Themis
Anmelden
Verfassungsgerichtshof NRW·VerfGH 56/22.VB-2·11.07.2022

Verfassungsbeschwerde verworfen: Begründungsmängel und fehlender Beschwerdegegenstand

Öffentliches RechtVerfassungsrechtVerfassungsprozessrechtVerworfen

KI-Zusammenfassung

Der Verfassungsgerichtshof NRW weist die Verfassungsbeschwerde als unzulässig zurück. Die Eingabe erfüllt nicht die Begründungsanforderungen des VerfGHG (§ 18 Abs.1, § 55 Abs.1, Abs.4) und legt den Sachverhalt nicht selbstständig und verständlich dar. Es ist nicht Aufgabe des Gerichts, in Anlagen nach relevanten Tatsachen zu suchen. Zudem fehlt ein tauglicher Beschwerdegegenstand, da nur Maßnahmen nicht-öffentlicher Dritter gerügt werden.

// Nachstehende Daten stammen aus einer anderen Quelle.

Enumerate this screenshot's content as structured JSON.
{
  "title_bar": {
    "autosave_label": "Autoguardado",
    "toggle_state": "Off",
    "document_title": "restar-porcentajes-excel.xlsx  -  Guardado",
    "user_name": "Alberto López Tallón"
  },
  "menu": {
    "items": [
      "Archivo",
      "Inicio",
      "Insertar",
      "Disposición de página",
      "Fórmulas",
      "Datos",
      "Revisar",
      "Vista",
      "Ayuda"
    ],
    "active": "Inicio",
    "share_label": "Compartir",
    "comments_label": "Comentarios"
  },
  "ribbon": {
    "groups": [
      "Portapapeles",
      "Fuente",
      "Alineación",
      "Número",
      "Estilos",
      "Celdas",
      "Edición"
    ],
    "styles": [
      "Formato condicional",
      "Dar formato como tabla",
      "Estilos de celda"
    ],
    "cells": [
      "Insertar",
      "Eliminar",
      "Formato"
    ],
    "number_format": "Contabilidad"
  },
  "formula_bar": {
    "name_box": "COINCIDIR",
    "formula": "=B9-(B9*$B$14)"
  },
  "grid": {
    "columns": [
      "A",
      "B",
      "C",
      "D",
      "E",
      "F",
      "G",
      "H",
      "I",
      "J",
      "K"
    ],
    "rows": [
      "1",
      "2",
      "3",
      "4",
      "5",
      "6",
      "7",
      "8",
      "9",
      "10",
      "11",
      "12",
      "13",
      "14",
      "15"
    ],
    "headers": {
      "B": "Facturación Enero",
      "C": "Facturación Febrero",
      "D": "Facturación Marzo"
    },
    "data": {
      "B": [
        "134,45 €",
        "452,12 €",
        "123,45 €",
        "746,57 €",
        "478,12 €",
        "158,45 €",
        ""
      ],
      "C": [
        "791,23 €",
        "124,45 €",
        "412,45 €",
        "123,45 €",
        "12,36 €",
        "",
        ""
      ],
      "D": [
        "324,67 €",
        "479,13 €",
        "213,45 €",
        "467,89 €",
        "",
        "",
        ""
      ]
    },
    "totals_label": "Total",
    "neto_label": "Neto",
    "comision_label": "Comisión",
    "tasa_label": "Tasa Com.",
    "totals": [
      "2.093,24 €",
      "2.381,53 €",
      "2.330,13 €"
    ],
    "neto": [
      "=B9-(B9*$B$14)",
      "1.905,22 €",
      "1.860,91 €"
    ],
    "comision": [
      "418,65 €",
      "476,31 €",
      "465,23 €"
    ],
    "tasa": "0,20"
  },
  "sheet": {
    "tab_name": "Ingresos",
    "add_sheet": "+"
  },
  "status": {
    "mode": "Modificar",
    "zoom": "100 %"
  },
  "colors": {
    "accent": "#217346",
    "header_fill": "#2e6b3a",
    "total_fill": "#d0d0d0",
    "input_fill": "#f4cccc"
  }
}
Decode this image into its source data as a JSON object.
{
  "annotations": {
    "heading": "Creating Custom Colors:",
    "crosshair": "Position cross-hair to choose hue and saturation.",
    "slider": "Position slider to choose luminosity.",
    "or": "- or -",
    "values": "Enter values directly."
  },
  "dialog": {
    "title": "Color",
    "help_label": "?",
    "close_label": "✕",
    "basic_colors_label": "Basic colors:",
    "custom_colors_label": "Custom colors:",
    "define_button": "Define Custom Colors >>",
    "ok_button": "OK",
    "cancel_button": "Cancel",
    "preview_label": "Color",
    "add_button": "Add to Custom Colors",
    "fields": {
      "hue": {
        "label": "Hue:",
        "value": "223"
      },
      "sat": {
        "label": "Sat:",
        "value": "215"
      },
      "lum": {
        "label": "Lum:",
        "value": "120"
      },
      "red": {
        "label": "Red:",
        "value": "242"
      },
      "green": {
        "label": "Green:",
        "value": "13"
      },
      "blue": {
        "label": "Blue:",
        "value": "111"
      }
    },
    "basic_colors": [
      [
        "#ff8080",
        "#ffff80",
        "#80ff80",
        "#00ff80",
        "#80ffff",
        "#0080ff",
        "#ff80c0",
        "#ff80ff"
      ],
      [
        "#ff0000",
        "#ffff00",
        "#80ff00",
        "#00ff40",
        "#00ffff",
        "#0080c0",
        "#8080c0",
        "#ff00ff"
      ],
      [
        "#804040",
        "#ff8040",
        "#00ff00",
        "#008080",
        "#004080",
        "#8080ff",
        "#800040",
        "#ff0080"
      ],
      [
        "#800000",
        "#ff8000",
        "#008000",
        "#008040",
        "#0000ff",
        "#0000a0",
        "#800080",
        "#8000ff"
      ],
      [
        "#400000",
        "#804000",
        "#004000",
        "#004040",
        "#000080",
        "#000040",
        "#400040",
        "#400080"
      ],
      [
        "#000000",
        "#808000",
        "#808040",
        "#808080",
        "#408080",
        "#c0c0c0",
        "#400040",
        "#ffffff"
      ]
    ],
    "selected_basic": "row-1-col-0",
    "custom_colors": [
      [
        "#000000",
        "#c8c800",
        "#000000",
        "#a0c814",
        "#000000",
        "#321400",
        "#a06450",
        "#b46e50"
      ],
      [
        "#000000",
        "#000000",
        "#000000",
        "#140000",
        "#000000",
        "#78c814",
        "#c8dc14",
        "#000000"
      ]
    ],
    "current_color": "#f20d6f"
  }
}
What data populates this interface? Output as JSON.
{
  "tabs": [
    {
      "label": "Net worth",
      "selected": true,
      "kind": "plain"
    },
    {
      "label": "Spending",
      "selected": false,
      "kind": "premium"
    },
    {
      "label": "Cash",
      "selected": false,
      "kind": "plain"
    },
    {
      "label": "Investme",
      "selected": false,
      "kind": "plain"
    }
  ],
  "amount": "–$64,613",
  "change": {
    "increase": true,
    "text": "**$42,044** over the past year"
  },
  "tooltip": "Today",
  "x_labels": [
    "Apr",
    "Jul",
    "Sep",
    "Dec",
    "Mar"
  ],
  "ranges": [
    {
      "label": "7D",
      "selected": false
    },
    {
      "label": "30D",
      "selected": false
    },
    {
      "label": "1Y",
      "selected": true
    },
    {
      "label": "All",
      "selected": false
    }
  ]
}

Ausgang: Verfassungsbeschwerde als unzulässig verworfen wegen mangelnder Begründung und fehlendem tauglichen Beschwerdegegenstand

Abstrakte Rechtssätze

1

Die Verfassungsbeschwerde ist unzulässig, wenn sie die in § 18 Abs.1 Satz 2 und § 55 Abs.1 Satz 1, Abs.4 VerfGHG normierten Begründungsanforderungen nicht erfüllt.

2

Der Beschwerdeführer hat den Sachverhalt so darzustellen, dass er aus der Beschwerdeschrift selbst verständlich hervorgeht; das Gericht muss nicht in vorgelegten Anlagen nach entscheidungserheblichen Sachverhalten suchen.

3

Wird der Beschwerdeführer auf Begründungsmängel hingewiesen und erfüllt er diese nicht, ist die Beschwerde gemäß § 58 Abs.2 Satz1, § 59 Abs.2 Satz1 VerfGHG zurückzuweisen.

4

Eine Verfassungsbeschwerde ist nur gegen Maßnahmen der öffentlichen Gewalt des Landes zulässig; Beschwerden gegen private Rechtsakte oder Tätigkeiten nicht-öffentlicher Dritter sind kein tauglicher Beschwerdegegenstand.

Zitiert von (1)

1 zustimmend

Relevante Normen
§ 58 Abs. 2 Satz 1 VerfGHG§ 59 Abs. 2 Satz 1 VerfGHG§ 18 Abs. 1 Satz 2 Halbs. 1 VerfGHG§ 55 Abs. 1 Satz 1 VerfGHG§ VerfGHG Abs. 4§ Art. 75 Nr. 5a LV

Tenor

Die Verfassungsbeschwerde wird als unzulässig zurückgewiesen.

Gründe

2

Die Verfassungsbeschwerde wird gemäß § 58 Abs. 2 Satz 1, § 59 Abs. 2 Satz 1 VerfGHG durch die Kammer zurückgewiesen.

3

Sie ist jedenfalls deshalb unzulässig, weil sie nicht die sich aus § 18 Abs. 1 Satz 2 Halbs. 1, § 55 Abs. 1 Satz 1 und Abs. 4 VerfGHG ergebenden Begründungsanforderungen erfüllt. Über diese ist der Beschwerdeführer mit Schreiben des Verfassungsgerichtshofs vom 3. Juni 2022 und gleichzeitiger Übersendung des Merkblatts zur Erhebung einer Verfassungsbeschwerde (Stand: Januar 2022) in Kenntnis gesetzt worden. Dennoch ist der Sachverhalt nach wie vor nicht aus sich heraus verständlich dargelegt. Es ist, wie dem Beschwerdeführer bereits mitgeteilt wurde, nicht Aufgabe des Verfassungsgerichtshofs, in vorgelegten Anlagen nach möglichen Beeinträchtigungen eines in der Landesverfassung enthaltenen Rechts des Beschwerdeführers zu suchen.

4

Soweit die Verfassungsbeschwerde wohl auf die Verurteilung eines Rechtsanwalts zu Schadensersatz und auf die Bearbeitung einer gegen den Rechtsanwalt gerichteten Strafanzeige jeweils durch den Verfassungsgerichtshof gerichtet ist, mangelt es überdies jedenfalls an einem tauglichen Beschwerdegegenstand. Die Verfassungsbeschwerde ist nur gegen Maßnahmen der öffentlichen Gewalt des Landes zulässig (vgl. Art. 75 Nr. 5a LV, § 12 Nr. 9, § 53 Abs. 1 VerfGHG).